The claim against the dismissal brought success at first. The Regional Labor Court admitted a period to respond to a pleading at the end of the court session. One day after the expiry of this period, the board ruled in a teleconference to reject the appeal.
The revision against the decision of the Higher Labor Court of Baden-Württemberg (decision dated May 07, 2014 – 21 Sa 67/13) was successful. The judgment was based a procedural error as, contrary to Sections 193 (1) and 194 of the German Code on Court Constitution (GVG), this decision was not delivered on the basis of private discussion and consultation of the judges. A teleconference cannot replace this consultation, it may only supplement it. But in individual cases a so called follow-up consultation in a teleconference could be permissible, but not in this case.
The Federal Labor Court does not dispute the decision in any material sense. The dismissal was contrary to the principle of proportionality because the defendant should have offered the plaintiff continued employment in the “Social Media” division position as a milder measure than a termination of her employment contract. An offer must be made even if the employer only intends to create a job on a temporary basis and to cover the temporary staffing need with an employee who can (continue to) be employed effectively on a fixed-term basis. The possibility to agree to a fixed term with the applicant does not represent a work-related profile of requirements that must be taken into consideration under the law against unfair termination.

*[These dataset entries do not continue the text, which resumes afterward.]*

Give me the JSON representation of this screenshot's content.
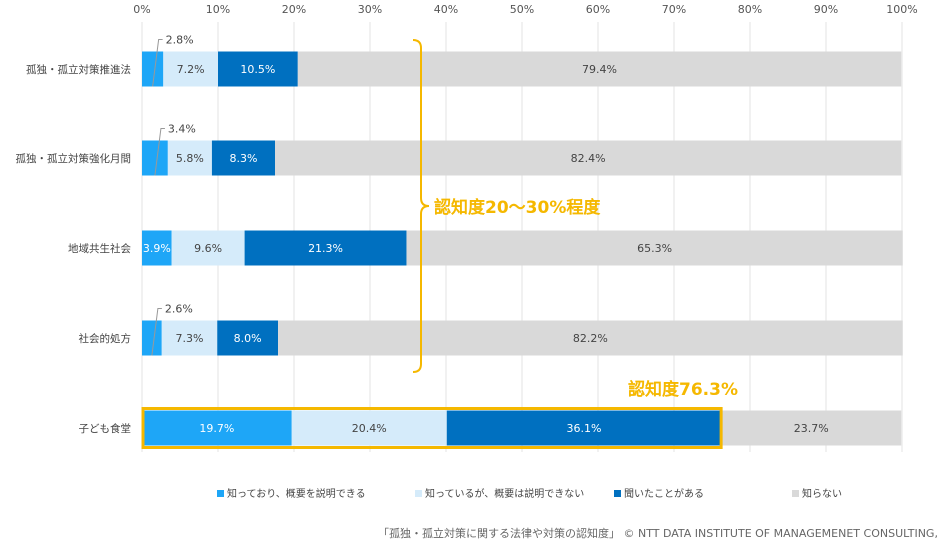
{
  "chart_data": {
    "type": "bar",
    "orientation": "horizontal",
    "stacked": "percent",
    "xlim": [
      0,
      100
    ],
    "x_ticks": [
      "0%",
      "10%",
      "20%",
      "30%",
      "40%",
      "50%",
      "60%",
      "70%",
      "80%",
      "90%",
      "100%"
    ],
    "grid": true,
    "legend_position": "bottom",
    "categories": [
      "孤独・孤立対策推進法",
      "孤独・孤立対策強化月間",
      "地域共生社会",
      "社会的処方",
      "子ども食堂"
    ],
    "series": [
      {
        "name": "知っており、概要を説明できる",
        "color": "#1ea6f7",
        "values": [
          2.8,
          3.4,
          3.9,
          2.6,
          19.7
        ]
      },
      {
        "name": "知っているが、概要は説明できない",
        "color": "#d5ebfa",
        "values": [
          7.2,
          5.8,
          9.6,
          7.3,
          20.4
        ]
      },
      {
        "name": "聞いたことがある",
        "color": "#0070c0",
        "values": [
          10.5,
          8.3,
          21.3,
          8.0,
          36.1
        ]
      },
      {
        "name": "知らない",
        "color": "#d9d9d9",
        "values": [
          79.4,
          82.4,
          65.3,
          82.2,
          23.7
        ]
      }
    ],
    "annotations": {
      "bracket_label": "認知度20～30%程度",
      "highlight_label": "認知度76.3%",
      "accent_color": "#f5b800"
    }
  },
  "footer": "「孤独・孤立対策に関する法律や対策の認知度」 © NTT DATA INSTITUTE OF MANAGEMENET CONSULTING, Inc."
}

If, at the time of dismissal, an objective reason exists in the sense of Section 14 (1) of the Act on Part-Time Work and Fixed-Term Employment Contracts (TzBfG), a permanent employment contract may be given a fixed term by means of a dismissal with the option of altered conditions of employment. If no objective reason exists, the pre-employment ban under Section 14 (2), Clause 2 of the TzBfG regularly prevents a fixed-term. This business concept whereby a non-fixed staffing need is covered by an employee who can (continue to) be employed effectively on a fixed-term basis is insignificant with regard to employees protected under Section 1 of the German Protection Against Dismissal Act (KSchG). If the fixed-term vacancy is later discarded, the employer may then terminate the employee who was initially further employed for operational reasons. The fact that the plaintiff was employed on a part-time basis, while the fixed term position was filled in full-time, does not refute the need for a dismissal with the option of altered conditions of employment.
Regardless of the procedural part, in which the Federal Labor Court concurred with the judgment of the Federal Court of Justice (decision dated April 21, 2015 – II ZR 255/13; dated November 29, 2013 – BLw 4/12), the Federal Labor Court, for the first time, adopted a position as to the as yet unanswered question of to what extent employees must be offered, if necessary by dismissal with the option of altered conditions of employment, employment opportunities only available for a fixed term in order to avoid a dismissal for operational reasons. This mean will mean a significant extension, namely to include fixed-term positions and positions with increased volume of work. Well-advised employers avoid errors in this respect.